Berthold Lubetkin: Architecture and the Tradition of Progress
by John Allan
ARTIFICE Publishing Limited, 1 July 2013
1003 colour and b/w ills • 680 pages
isbn 978 1 907317 14 9
rrp £39.95 / € 46.95 / $59.95
27 x 22 cm / 8.5 x 10.5 in
Berthold Lubetkin: Architecture and the tradition of progress was originally published in 1992 by RIBA Publications and is widely regarded as the definitive account of the life and works of Berthold Lubetkin (1901 – 1990), Britain’s leading Modernist architect. In 1982, at the age of 81, he was awarded the RIBA Royal Gold Medal for Architecture and he is believed to have more listed buildings to his credit than any other twentieth century architect in Britain. Lubetkin’s prime years in practice were during the 1930s, with his pioneering work leading the Modern Movement in Britain. He continued to have a prolific output in the post-war years. An exhibition of Modern Architecture in England at the Museum of Modern Art in New York in the 1930s established Lubetkin as a celebrated figure in the US and his name still carries that legendary status.

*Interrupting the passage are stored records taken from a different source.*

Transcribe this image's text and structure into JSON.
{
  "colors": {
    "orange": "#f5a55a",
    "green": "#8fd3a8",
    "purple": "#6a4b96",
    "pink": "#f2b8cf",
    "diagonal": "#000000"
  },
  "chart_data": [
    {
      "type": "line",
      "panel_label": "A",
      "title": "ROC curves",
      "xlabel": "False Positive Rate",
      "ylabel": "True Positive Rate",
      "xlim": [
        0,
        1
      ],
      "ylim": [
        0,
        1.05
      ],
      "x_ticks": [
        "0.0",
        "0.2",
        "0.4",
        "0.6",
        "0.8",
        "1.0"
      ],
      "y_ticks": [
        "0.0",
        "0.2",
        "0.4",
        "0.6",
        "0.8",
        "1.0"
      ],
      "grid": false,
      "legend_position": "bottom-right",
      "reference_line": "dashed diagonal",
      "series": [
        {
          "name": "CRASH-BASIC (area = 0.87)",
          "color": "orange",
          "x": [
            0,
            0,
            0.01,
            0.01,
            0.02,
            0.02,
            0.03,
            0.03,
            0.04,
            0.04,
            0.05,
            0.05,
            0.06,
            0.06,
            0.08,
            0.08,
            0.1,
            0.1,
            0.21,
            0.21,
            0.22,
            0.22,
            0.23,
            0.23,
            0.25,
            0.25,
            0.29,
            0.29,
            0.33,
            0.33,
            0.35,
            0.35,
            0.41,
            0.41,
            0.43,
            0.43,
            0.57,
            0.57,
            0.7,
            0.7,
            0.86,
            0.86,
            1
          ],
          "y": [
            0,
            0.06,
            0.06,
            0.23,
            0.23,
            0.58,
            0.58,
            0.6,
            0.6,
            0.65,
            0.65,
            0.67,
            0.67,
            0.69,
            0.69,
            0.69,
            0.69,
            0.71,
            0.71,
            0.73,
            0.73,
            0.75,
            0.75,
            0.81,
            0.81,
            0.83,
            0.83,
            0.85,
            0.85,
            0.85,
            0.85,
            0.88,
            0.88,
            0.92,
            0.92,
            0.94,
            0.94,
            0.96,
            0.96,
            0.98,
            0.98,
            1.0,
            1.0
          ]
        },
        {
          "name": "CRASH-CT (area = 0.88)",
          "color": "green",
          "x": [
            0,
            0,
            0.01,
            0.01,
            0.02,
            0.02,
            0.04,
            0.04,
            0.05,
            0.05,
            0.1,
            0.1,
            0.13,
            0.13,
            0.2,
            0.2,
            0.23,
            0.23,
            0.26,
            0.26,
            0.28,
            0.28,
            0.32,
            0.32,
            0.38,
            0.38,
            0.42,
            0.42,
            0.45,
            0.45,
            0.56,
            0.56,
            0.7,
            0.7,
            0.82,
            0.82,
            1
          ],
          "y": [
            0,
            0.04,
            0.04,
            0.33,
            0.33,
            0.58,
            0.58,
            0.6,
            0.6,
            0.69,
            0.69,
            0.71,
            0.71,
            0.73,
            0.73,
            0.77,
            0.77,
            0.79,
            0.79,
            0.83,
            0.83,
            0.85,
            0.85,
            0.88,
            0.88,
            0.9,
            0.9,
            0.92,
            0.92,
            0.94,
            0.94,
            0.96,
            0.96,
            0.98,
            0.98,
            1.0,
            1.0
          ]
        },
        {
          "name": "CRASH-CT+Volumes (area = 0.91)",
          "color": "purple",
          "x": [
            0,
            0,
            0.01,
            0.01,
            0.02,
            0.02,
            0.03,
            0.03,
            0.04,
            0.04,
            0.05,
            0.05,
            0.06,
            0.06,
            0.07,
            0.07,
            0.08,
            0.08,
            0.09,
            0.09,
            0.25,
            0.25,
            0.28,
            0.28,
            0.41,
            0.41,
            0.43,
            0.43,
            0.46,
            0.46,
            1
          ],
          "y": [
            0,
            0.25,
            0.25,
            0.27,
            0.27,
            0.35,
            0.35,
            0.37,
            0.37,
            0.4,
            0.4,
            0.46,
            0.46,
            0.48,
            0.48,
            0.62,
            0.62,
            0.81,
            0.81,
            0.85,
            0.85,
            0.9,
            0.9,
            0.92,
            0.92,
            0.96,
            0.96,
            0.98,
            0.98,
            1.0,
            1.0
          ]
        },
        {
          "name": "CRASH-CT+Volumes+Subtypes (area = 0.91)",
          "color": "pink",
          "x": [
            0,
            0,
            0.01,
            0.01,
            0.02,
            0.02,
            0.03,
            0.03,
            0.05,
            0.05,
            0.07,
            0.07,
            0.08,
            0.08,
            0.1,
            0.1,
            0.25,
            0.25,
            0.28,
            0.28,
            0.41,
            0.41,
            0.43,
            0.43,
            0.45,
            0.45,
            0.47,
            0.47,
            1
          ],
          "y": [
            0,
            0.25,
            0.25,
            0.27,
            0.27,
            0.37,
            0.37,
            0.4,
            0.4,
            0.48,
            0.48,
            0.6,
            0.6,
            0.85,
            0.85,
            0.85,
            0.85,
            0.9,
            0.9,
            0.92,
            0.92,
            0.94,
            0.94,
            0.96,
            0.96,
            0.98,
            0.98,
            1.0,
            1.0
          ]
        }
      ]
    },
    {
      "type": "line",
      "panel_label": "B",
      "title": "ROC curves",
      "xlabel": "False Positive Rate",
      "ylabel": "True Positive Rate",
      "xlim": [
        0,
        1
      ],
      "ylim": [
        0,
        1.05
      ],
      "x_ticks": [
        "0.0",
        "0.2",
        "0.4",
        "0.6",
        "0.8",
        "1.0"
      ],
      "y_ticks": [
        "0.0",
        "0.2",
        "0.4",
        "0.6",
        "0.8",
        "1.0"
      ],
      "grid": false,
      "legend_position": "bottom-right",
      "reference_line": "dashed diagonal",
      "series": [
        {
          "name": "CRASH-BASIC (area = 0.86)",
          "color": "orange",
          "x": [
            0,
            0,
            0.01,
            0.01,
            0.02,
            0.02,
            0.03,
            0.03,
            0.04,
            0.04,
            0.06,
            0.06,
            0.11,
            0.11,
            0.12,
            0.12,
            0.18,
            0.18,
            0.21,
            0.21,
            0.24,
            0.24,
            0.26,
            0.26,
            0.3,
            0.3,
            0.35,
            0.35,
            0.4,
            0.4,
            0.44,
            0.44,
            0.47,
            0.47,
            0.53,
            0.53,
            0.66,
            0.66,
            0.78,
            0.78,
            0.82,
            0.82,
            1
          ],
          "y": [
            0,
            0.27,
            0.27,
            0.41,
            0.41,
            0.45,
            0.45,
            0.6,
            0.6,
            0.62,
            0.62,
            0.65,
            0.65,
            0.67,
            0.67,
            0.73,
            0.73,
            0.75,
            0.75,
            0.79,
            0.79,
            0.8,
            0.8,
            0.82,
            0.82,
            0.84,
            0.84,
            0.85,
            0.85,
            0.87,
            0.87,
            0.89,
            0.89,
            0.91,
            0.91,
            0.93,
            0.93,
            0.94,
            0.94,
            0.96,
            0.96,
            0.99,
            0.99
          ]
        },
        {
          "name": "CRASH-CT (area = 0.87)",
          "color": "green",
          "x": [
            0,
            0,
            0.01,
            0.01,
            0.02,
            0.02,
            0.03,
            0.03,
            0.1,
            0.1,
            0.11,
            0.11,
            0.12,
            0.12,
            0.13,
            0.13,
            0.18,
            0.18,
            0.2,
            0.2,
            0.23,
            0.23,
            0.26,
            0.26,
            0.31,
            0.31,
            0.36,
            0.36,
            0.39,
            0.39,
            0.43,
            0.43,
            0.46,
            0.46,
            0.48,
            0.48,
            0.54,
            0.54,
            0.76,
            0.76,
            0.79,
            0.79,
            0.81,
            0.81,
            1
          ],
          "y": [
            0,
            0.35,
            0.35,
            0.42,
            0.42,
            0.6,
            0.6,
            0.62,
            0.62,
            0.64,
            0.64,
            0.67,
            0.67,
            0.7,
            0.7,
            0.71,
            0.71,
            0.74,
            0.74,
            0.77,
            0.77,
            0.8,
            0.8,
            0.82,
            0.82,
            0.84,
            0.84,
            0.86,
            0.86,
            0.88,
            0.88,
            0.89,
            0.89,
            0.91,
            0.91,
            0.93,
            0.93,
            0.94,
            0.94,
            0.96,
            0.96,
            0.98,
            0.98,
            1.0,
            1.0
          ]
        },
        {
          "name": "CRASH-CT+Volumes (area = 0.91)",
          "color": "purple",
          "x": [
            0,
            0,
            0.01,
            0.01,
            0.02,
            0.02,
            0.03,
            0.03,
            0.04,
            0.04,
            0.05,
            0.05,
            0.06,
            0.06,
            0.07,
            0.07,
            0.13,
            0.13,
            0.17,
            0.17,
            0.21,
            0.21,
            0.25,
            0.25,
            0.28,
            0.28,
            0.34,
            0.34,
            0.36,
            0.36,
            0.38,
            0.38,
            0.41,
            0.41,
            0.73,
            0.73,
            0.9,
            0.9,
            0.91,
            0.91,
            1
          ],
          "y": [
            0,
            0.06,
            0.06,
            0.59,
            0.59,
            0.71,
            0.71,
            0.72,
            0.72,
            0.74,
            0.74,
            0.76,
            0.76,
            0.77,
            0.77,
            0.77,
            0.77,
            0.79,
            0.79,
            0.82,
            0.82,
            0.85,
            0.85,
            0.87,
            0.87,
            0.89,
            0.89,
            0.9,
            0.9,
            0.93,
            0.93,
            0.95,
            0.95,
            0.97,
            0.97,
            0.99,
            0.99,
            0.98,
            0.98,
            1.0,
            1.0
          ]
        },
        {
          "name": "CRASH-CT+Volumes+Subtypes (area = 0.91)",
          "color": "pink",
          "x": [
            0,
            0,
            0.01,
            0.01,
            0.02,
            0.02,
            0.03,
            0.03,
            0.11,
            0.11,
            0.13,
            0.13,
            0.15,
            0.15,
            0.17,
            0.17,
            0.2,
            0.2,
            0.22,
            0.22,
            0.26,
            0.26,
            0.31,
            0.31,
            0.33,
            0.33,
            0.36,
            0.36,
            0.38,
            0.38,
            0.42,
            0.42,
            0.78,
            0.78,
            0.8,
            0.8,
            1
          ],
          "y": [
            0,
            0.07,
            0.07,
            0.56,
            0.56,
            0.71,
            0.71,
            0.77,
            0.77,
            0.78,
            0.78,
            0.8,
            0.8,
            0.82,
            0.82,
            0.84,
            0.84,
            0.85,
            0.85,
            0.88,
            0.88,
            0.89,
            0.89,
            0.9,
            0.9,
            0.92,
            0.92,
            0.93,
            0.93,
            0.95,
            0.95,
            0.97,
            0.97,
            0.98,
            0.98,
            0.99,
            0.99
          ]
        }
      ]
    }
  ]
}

Following a 20-year friendship, author and architect John Allan documents unpublished drawings, photographs, and extracts of writing in this richly illustrated study. Allan sets Lubetkin’s work in the wider historical, social and political environment of the time. From his early work in Paris in the 1920s, when he was acquainted with renowned architects such as August Perret and Le Corbusier through to the work of his practice Tecton, the book provides a comprehensive account of his landmark buildings for London Zoo, Finsbury Borough Council and the famous Highpoint apartments. His post-war work, including the troubled project to build Peterlee New Town, is also fully covered.In addition to his outstanding architectural achievement, Lubetkin’s life provides much speculation, this book reveals the man behind the architecture: a survivor of the Russian Revolution, European traveler, social commentator and intellectual in Europe during the 1920s associating with leading figures of the avant-garde and a committed social activist in Britain throughout the twentieth century. Lubetkin’s name, achievements and prestige continue to feature in international discourse on architecture and the Modern Movement.This updated and comprehensive study is an essential book for students of architecture and the modern period, practitioners of architecture and design alike, as well as anyone with an interest in one of the great figures in twentieth century architecture.